ET is a most common movement disorder affecting roughly 0.9% of individuals over age 65 years, though it can have a large range of symptom severity ranging from mildly symptomatic to sufficiently severe as to render an individual unable to self-feed.1 Although there are no curative therapies, symptoms of ET are often managed medically using a variety of available oral or injected treatments.1,2 For patients whose tremor is not adequately controlled medically, surgical treatment options are also available including stereotactic thalamotomy with radiofrequency (RF) ablation and DBS.1 Radiosurgery has also been described, though there is less data available on its efficacy.1 Both unilateral thalamotomy and DBS are acceptable surgical interventions for medically refractory ET, though DBS is thought to have fewer adverse events.3
MRgFUS has emerged as a potential non-invasive thalamotomy technique.
Food and Drug Administration (FDA) approval for MRgFUS treatment of ET4 was based on its pivotal study, a prospective, double-blind, randomized, sham-controlled trial of MRgFUS to create a unilateral thalamic ablation for the treatment of ET, for which results were published in the peer reviewed literature.5 In this study, investigators examined the impact of the ExAblate® MRgFUS device in 76 patients with ET. There were 56 patients assigned to the treatment arm with ExAblate® and 20 patients assigned to the sham control group. Patients in the sham group could crossover to active treatment after 3 months, after initial effectiveness endpoints were assessed. The primary efficacy outcome measure was the change from baseline to 3 months in the on-medication upper limb tremor subscore of the Clinical Rating Scale for Tremor (CRST A+B) for the treated limb. The baseline CRST A+B score was 18.4 in the treatment group and 16.0 in the sham group. The CRST A+B score improved 47% by 3 months in the treatment group and 0.01% in the sham group with a between group difference of 8.3 (P < 0.001). The between group difference persisted at 12 months. Following the initial 3 month outcome assessment, 19 of the 20 patients originally randomized to the sham group and 2 patients randomized to MRgFUS, in whom the procedure was not completed crossed over to receive MRgFUS treatment. The mean baseline CRST A+B score at crossover in this group was 16.5, but 3 months after the crossover, the mean dropped to 7.4 (P <0.001), similar to the 3 month outcomes in the group originally allocated to treatment.
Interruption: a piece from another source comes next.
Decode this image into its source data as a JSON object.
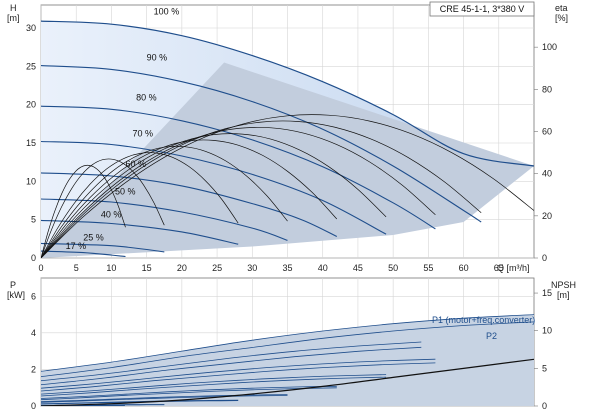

Following the FDA approval of MRgFUS for ET, MRgFUS for unilateral thalamotomy was approved by the FDA for the treatment of medication-refractory TDPD.6,7 Research has suggested that the pathophysiology of TDPD may be different from the pathophysiology of PD in patients affected primarily by rigidity and bradykinesia.8 Additionally, a unique medication strategy is often indicated for TDPD, but for refractory patients, surgery may be considered.9
In a study patterned off of the study used in FDA approval of MRgFUS for ET, investigators studied the impact of the ExAblate® MRgFUS device in 27 patients with TDPD.6,7 There were 20 patients assigned to the treatment arm and 7 patients assigned to the sham control group. Patients in the sham group could crossover to active treatment after 3 months, after initial effectiveness endpoints were assessed. The patients in the treatment arm received a unilateral MRgFUS thalamotomy. The primary efficacy outcome measure was the change from baseline to 3 months in the on-medication upper limb tremor subscore of the CRST A+B for the treated limb. The baseline CRST A+B score was 17 (range of 10.5-27.5) in the treatment group and 23 (range of 14-27) in the sham group. The CRST A+B score improved 62% by 3 months in the treatment group and 22% in the sham group (p = 0.04). The investigators also noticed improvements in efficacy secondary outcome measures at 3 months including the CRST, UPDRS, and PD Questionnaire-39 in the treatment group. Following the initial 3 month outcome assessment, 6 of the 7 patients originally randomized to the sham group crossed over to receive MRgFUS treatment. The median baseline CRST A+B score at crossover in these 6 was 21, but 3 months after the sham group crossed over, the median dropped to 5.5, similar to the 3 month outcomes in the group originally allocated to treatment. The investigators also considered the 1 year outcome of response in on-medication CRST A+B score. Of the 20 patients enrolled in the treatment group, 14 were unblended for 1 year assessments, and the median CRST was 5. Among the sham patients who crossed over, the median CRST was 6 at 1 year.
Additionally, MRgFUS is currently being studied for use in medically-refractory dyskinesia symptoms or motor fluctuations of advanced PD as part of a study registered at clinicaltrials.gov.10 This study does not yet have results available, so evidence from it was not reviewed.